Don't know why there are strikethroughs in part of the comment.

cateyelow commented 1 year ago

let's upgrade whisperx

pip install git+https://github.com/m-bain/whisperx.git --upgrade

then change beam_size from 1 to 7 on diarize.py segments, info = whisper_model.transcribe( vocal_target, beam_size=7, word_timestamps=True, language=info.language, )

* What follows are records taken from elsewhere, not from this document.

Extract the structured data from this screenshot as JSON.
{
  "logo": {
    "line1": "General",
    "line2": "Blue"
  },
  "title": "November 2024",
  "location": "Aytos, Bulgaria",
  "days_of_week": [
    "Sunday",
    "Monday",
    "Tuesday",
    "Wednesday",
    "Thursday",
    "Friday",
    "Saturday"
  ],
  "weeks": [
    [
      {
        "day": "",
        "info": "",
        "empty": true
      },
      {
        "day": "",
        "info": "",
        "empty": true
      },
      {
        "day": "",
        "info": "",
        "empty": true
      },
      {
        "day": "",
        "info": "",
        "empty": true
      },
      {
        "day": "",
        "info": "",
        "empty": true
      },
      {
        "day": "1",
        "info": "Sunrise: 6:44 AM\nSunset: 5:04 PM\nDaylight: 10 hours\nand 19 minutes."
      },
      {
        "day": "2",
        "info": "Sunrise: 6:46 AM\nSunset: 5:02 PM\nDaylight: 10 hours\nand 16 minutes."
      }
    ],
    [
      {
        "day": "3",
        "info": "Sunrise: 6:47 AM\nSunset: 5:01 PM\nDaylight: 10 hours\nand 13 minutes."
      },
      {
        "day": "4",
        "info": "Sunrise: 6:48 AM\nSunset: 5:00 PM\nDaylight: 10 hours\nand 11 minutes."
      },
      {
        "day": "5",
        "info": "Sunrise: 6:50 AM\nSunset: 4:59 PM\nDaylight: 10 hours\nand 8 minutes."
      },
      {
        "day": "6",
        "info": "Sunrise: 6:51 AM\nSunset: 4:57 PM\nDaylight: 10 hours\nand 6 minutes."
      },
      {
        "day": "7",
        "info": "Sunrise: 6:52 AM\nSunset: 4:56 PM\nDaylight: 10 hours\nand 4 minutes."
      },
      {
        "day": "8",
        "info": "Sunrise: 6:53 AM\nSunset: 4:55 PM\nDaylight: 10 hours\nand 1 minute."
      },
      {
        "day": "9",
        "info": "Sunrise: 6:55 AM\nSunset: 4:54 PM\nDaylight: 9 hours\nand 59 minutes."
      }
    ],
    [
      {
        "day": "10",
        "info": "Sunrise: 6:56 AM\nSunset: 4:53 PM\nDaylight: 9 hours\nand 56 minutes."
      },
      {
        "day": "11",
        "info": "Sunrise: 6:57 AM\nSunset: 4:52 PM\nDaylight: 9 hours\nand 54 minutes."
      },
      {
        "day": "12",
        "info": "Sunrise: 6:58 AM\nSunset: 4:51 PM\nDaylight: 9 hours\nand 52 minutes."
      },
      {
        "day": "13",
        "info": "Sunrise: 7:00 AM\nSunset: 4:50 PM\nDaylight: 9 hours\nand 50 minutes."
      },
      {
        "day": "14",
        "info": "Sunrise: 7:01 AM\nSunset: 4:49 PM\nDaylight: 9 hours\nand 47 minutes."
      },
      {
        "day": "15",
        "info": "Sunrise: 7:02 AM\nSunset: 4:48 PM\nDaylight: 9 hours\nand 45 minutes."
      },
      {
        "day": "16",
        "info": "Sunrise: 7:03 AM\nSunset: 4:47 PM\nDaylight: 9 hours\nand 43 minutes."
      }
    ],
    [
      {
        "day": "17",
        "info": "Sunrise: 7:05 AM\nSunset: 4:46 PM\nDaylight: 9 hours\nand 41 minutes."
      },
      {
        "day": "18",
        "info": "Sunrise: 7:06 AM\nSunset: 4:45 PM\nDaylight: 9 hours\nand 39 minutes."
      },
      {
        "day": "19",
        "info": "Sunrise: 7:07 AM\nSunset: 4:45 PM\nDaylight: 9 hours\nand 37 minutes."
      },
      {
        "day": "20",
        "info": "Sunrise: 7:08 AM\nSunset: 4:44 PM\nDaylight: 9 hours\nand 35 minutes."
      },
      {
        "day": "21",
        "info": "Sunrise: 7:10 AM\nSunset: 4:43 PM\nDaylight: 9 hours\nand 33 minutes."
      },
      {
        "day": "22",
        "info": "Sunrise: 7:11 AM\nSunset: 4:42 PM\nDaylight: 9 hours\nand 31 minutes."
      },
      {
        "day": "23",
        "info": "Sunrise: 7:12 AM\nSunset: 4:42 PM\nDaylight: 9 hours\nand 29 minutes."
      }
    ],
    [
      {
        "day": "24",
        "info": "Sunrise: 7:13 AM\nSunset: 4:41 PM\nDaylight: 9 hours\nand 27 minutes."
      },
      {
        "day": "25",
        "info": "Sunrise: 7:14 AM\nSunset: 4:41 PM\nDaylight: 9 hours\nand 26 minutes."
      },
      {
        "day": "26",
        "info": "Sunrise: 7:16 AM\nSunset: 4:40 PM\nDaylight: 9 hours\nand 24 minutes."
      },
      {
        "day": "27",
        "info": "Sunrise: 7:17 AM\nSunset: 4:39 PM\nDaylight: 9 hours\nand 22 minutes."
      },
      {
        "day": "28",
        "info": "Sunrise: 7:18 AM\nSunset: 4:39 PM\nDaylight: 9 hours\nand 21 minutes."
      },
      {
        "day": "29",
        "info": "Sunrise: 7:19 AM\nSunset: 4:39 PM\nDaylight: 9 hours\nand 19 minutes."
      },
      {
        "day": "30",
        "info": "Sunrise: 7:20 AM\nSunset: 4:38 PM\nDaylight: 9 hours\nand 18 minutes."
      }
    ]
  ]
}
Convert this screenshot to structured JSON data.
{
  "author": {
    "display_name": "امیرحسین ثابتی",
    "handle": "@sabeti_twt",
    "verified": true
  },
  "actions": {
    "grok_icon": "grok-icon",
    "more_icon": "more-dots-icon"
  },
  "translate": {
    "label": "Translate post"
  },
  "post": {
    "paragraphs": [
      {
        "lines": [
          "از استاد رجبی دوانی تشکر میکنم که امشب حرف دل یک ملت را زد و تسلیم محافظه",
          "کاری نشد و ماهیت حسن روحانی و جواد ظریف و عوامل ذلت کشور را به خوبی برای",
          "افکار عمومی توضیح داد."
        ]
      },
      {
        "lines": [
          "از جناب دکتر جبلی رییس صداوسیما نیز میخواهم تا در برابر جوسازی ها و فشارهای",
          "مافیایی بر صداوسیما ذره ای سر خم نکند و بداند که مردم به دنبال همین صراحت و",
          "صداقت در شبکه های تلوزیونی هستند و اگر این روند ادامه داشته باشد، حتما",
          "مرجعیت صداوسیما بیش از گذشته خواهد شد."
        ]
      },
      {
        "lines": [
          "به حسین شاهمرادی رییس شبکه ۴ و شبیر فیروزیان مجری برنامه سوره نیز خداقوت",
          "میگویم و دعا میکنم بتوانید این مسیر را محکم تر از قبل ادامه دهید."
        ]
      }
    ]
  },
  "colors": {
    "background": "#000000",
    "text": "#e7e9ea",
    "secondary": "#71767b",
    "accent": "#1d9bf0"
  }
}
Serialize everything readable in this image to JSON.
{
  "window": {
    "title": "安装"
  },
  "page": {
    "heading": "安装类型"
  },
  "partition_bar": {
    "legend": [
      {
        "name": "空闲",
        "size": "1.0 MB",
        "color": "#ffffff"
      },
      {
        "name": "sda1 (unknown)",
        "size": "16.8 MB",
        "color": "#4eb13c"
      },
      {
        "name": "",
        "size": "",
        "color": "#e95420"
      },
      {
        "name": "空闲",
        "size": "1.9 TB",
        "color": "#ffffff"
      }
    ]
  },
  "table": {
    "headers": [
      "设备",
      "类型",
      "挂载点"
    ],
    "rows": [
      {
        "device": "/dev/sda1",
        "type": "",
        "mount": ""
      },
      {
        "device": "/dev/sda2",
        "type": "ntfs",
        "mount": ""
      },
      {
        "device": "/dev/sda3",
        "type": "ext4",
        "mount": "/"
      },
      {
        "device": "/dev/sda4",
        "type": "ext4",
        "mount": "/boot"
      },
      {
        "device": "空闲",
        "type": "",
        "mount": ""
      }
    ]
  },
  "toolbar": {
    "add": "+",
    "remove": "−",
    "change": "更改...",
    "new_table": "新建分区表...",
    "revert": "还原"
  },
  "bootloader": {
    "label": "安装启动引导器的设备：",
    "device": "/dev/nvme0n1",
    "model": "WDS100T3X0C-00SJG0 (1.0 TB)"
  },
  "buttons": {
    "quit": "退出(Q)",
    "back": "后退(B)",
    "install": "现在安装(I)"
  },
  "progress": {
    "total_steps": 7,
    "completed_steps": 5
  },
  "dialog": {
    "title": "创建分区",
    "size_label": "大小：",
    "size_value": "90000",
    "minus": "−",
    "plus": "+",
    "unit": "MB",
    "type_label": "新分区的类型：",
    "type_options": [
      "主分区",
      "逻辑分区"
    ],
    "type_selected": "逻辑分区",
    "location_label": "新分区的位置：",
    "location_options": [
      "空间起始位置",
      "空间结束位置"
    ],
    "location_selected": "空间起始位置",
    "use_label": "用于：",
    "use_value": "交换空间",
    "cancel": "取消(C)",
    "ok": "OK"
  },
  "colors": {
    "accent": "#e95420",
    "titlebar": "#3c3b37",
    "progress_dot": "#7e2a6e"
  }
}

MahmoudAshraf97 commented 1 year ago

I guess this can be solved by upgrading whisperx as @cateyelow suggests, but the problem is that older versions of whisperx fallback to original timings when backtracking fails, but the newer versions omit the segment which causes errors further down the line

TheGermanEngie commented 1 year ago

I have been informed by GPT-4 code interpreter that, over a series of back and fourth questions, the shorter one failed and longer one worked possibly because of how the model batches the file.. if you want me to paste our conversation I can.

Using the hour long clip works consistently on your colab, helping my theory.

TheGermanEngie commented 1 year ago

More updates. So as part of a school project I'm using audio in ~2 hour chunks from a talk show host which has very clear audio and one can easily tell when the host or the guest is speaking. On my local machine I have two clips that are within one second of each other and the first one successfully completes while the second one throws the kernel error. They aren't exactly 2 hours each because some clips are maybe 2-6 minutes shorter or longer than others, but they average around 10 minutes each and anything more than 2 hours doesn't fit into memory. I also had one file throw a CUDA memory error but was the only file that did so. Any ideas on how it could be resolved, maybe a WhisperX update or something else?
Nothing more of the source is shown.